Im Ende wächst aus der bisweilen blinden Wahrscheinlichkeit ein düsteres Erwachen, ein Neubeginn – das Erbe der ersten Blutlinie.
Guido Krain – Schwesterchens Dunkelheit (36 Seiten)
Jüngere Geschwister zählen allzu oft zum schlimmsten, was im Leben des älteren Geschwisterteils passieren kann.
Bei Tabea ist es wahrhaftiger Hass, was sie ihrer kleinen Schwester Lisa entgegen bringt – selbst nach dem Tod von dieser…
Schwesterchens Dunkelheit labt sich zu Beginn an einer unverhohlenen Groteske, schweift bisweilen weit über die Morbidität und findet sich alsbald in einer Art von Horror-Thriller.
Man spürt immer wieder die Sci-Fy-Wurzeln von Guido Krain, die sich zwar gelegentlich unwillentlich anfühlen mögen, doch nie unkontrolliert! Und so schafft er es geradezu unverhofft ein wortwörtlich "wahnsinniges" Finale zu schaffen – denn wer glaubt nicht an "Happy Ends"?
Jede Novelle gleich einem Vers und doch in sich autark und frei, bildet sich in dieser Gemeinsamkeit ein unglaublicher Epos.
Dark Poems ist eine musische Reise durch die abgewendeten Gefilde, durch jene düsteren Utopien, die in aller Stille um den Nachtmahr wissen; jene dunklen Ecken, die weniger das Licht verschlucken, als sich, wissend um den Schein, entfalten und darbieten.
Insbesondere hier findet sich die Besonderheit von Dark Poems – statt sich in Finsternis und Schwärze zu verlieren, wissen die Künstler um das Spiel des Lichtes, welches die Dunkelheit nährt und die Düsternis weckt. Wissen um den Tanz der Schatten, um die Farbenpracht der Dunkelheit und ihre Reise durch und in das Licht und schließen so den Kreis, der weder Anfang noch Ende kennt – denn so wie Mark Freier die Worte gemalt, hat jeder Autor sein Gemälde geschrieben.
Statt den einleitenden Illustrationen von Mark Freier antizipierend die Individualität zu rauben, schenken die Autoren, jene "Schattenkünstler", ungefesselte Interpretationen und freie Perspektiven, die so unendlich in das Licht zu reichen scheinen, wie es nur die Dunkelheit vermag.

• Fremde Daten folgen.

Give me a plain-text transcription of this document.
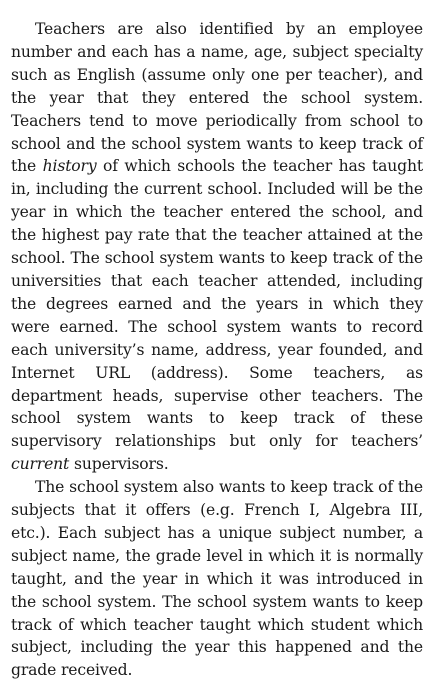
Teachers are also identified by an employee number and each has a name, age, subject specialty such as English (assume only one per teacher), and the year that they entered the school system. Teachers tend to move periodically from school to school and the school system wants to keep track of the history of which schools the teacher has taught in, including the current school. Included will be the year in which the teacher entered the school, and the highest pay rate that the teacher attained at the school. The school system wants to keep track of the universities that each teacher attended, including the degrees earned and the years in which they were earned. The school system wants to record each university’s name, address, year founded, and Internet URL (address). Some teachers, as department heads, supervise other teachers. The school system wants to keep track of these supervisory relationships but only for teachers’ current supervisors.

The school system also wants to keep track of the subjects that it offers (e.g. French I, Algebra III, etc.). Each subject has a unique subject number, a subject name, the grade level in which it is normally taught, and the year in which it was introduced in the school system. The school system wants to keep track of which teacher taught which student which subject, including the year this happened and the grade received.
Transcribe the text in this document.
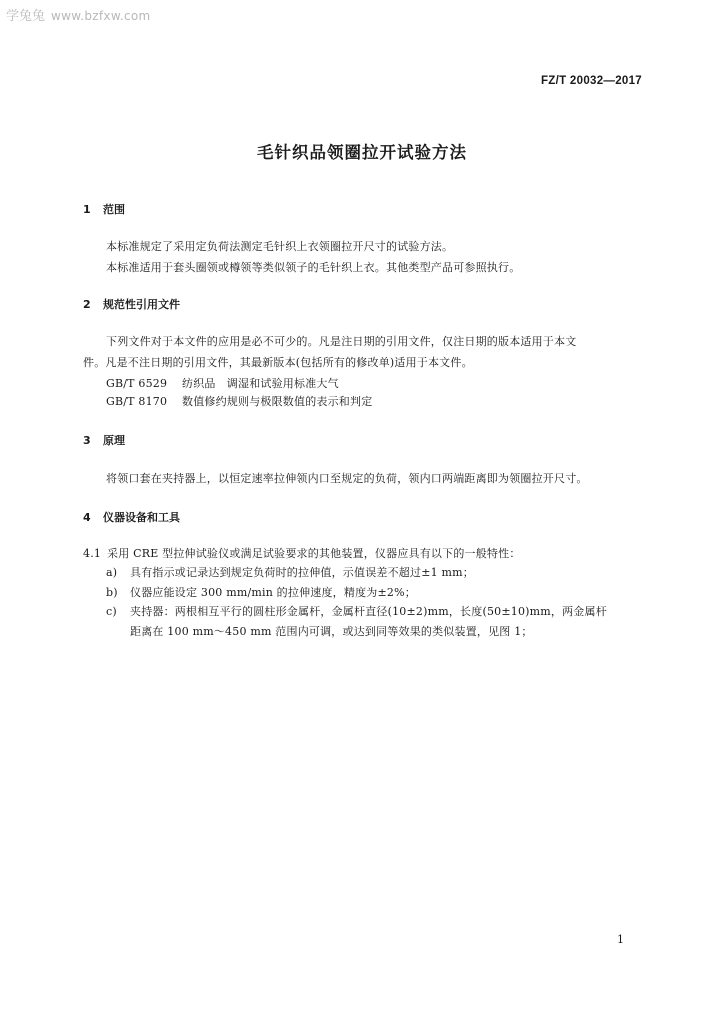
学兔兔 www.bzfxw.com
FZ/T 20032—2017
毛针织品领圈拉开试验方法
1 范围
本标准规定了采用定负荷法测定毛针织上衣领圈拉开尺寸的试验方法。
本标准适用于套头圈领或樽领等类似领子的毛针织上衣。其他类型产品可参照执行。
2 规范性引用文件
下列文件对于本文件的应用是必不可少的。凡是注日期的引用文件，仅注日期的版本适用于本文
件。凡是不注日期的引用文件，其最新版本(包括所有的修改单)适用于本文件。
GB/T 6529 纺织品　调湿和试验用标准大气
GB/T 8170 数值修约规则与极限数值的表示和判定
3 原理
将领口套在夹持器上，以恒定速率拉伸领内口至规定的负荷，领内口两端距离即为领圈拉开尺寸。
4 仪器设备和工具
4.1 采用 CRE 型拉伸试验仪或满足试验要求的其他装置，仪器应具有以下的一般特性：
a) 具有指示或记录达到规定负荷时的拉伸值，示值误差不超过±1 mm；
b) 仪器应能设定 300 mm/min 的拉伸速度，精度为±2%；
c) 夹持器：两根相互平行的圆柱形金属杆，金属杆直径(10±2)mm，长度(50±10)mm，两金属杆
距离在 100 mm～450 mm 范围内可调，或达到同等效果的类似装置，见图 1；
1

Den Teil als Ganzes und das Ganze als Bestand des Gesamten – Kunst als Superlativ.
Diesem Buch gebührt mein Dank: den Autoren, der Herausgeberin, dem Illustrator und dem Verlag.
All jene haben es ermöglicht, dieses Buch in den Händen halten zu können, darin zu schwelgen & zu reisen und (hier wird die Konkurrenz mehr als schwer) die Anthologie des Jahres erleben zu dürfen!
Besonderen Dank möchte ich Vincent Voss und dem Arunya-Verlag für die Bereitstellung eines Rezensionsexemplares aussprechen!